(March 14 -- By the Editorial Board)
Assemblyman Richard Pan has some explaining to do about where he really lives, and Sacramento County's district attorney should ask the questions.
Some facts are unequivocal.
State law clearly states that legislators must live in the district they represent. Redistricting last year put Pan's Natomas home in the same Assembly district as another incumbent. So he bought a condominium in the open 9th District, registered to vote there and swore under penalty of perjury that he was living there.
The available information suggests that Pan is, at the very least, skirting the law by keeping his real residence in Natomas.
His wife and two young sons never moved. When The Bee's Jim Sanders checked Pan's whereabouts at night or in the early morning five times in the past month, he was at the Natomas home every time. Several neighbors near Pan's condo in the Pocket report there's no sign that he actually lives there.

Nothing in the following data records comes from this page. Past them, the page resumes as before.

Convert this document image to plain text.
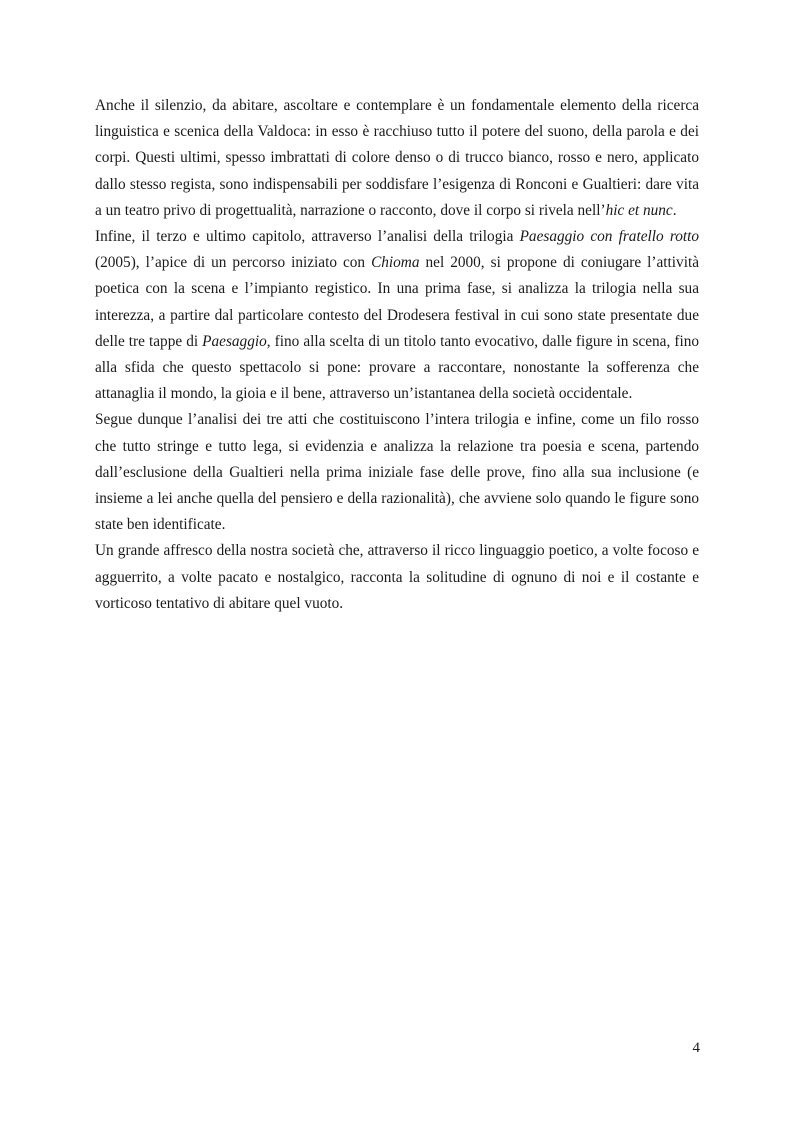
Anche il silenzio, da abitare, ascoltare e contemplare è un fondamentale elemento della ricerca linguistica e scenica della Valdoca: in esso è racchiuso tutto il potere del suono, della parola e dei corpi. Questi ultimi, spesso imbrattati di colore denso o di trucco bianco, rosso e nero, applicato dallo stesso regista, sono indispensabili per soddisfare l’esigenza di Ronconi e Gualtieri: dare vita a un teatro privo di progettualità, narrazione o racconto, dove il corpo si rivela nell’hic et nunc.

Infine, il terzo e ultimo capitolo, attraverso l’analisi della trilogia Paesaggio con fratello rotto (2005), l’apice di un percorso iniziato con Chioma nel 2000, si propone di coniugare l’attività poetica con la scena e l’impianto registico. In una prima fase, si analizza la trilogia nella sua interezza, a partire dal particolare contesto del Drodesera festival in cui sono state presentate due delle tre tappe di Paesaggio, fino alla scelta di un titolo tanto evocativo, dalle figure in scena, fino alla sfida che questo spettacolo si pone: provare a raccontare, nonostante la sofferenza che attanaglia il mondo, la gioia e il bene, attraverso un’istantanea della società occidentale.

Segue dunque l’analisi dei tre atti che costituiscono l’intera trilogia e infine, come un filo rosso che tutto stringe e tutto lega, si evidenzia e analizza la relazione tra poesia e scena, partendo dall’esclusione della Gualtieri nella prima iniziale fase delle prove, fino alla sua inclusione (e insieme a lei anche quella del pensiero e della razionalità), che avviene solo quando le figure sono state ben identificate.

Un grande affresco della nostra società che, attraverso il ricco linguaggio poetico, a volte focoso e agguerrito, a volte pacato e nostalgico, racconta la solitudine di ognuno di noi e il costante e vorticoso tentativo di abitare quel vuoto.

4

While state law allows legislators to own multiple homes, only one can be their legal residence as a voter and as a candidate. Because there's a presumption that lawmakers are being truthful when they declare their residence, the burden for prosecution is rather high.
Still, there is certainly enough here to warrant District Attorney Jan Scully launching an investigation. Scully's office wouldn't say Thursday whether it will look into the case, but Pan's office says it has not been contacted.
The Los Angeles district attorney has filed charges in two similar cases, against Sen. Rod Wright and City Councilman Richard Alarcón, alleging that they lied on their residency declarations.
Pan is saying little about this. He issued a statement last week that he is "in full accordance with state law."
His spokesman told The Bee's editorial board on Thursday that nothing in the law requires a legislator to spend a certain amount of time in a residence, and that the assemblyman does not plan to change his living situation. Pan earlier told reporters he was not selling his Natomas home because of the weak real estate market and because his wife's dental practice was nearby.
He also doesn't plan to stop accepting $142 per day from the state -- money meant to defray lawmakers' living expenses in Sacramento during the legislative session while keeping a home in one's district. While eligible, few Sacramento-area legislators have ever claimed the per diem. Pan's spokesman would not say whether Pan would still be taking the payments if he wasn't paying two mortgages.
Pan, a Democrat first elected in 2010, is a promising legislator. This editorial board endorsed him both times he ran. Elected officials, like the rest of us, have every right to do what's best for their family's well-being and their finances. Some may argue there are far more serious transgressions by lawmakers that go unnoticed or unpunished.
But actually living in the legislative district one represents is a basic requirement. The makers of laws should be expected to follow the letter of the law, as the rest of us have to do.
This may be less of a legal problem for Pan than a political issue. It's a matter of trust. Once a politician loses the confidence of his or her constituents, it's very difficult to recover.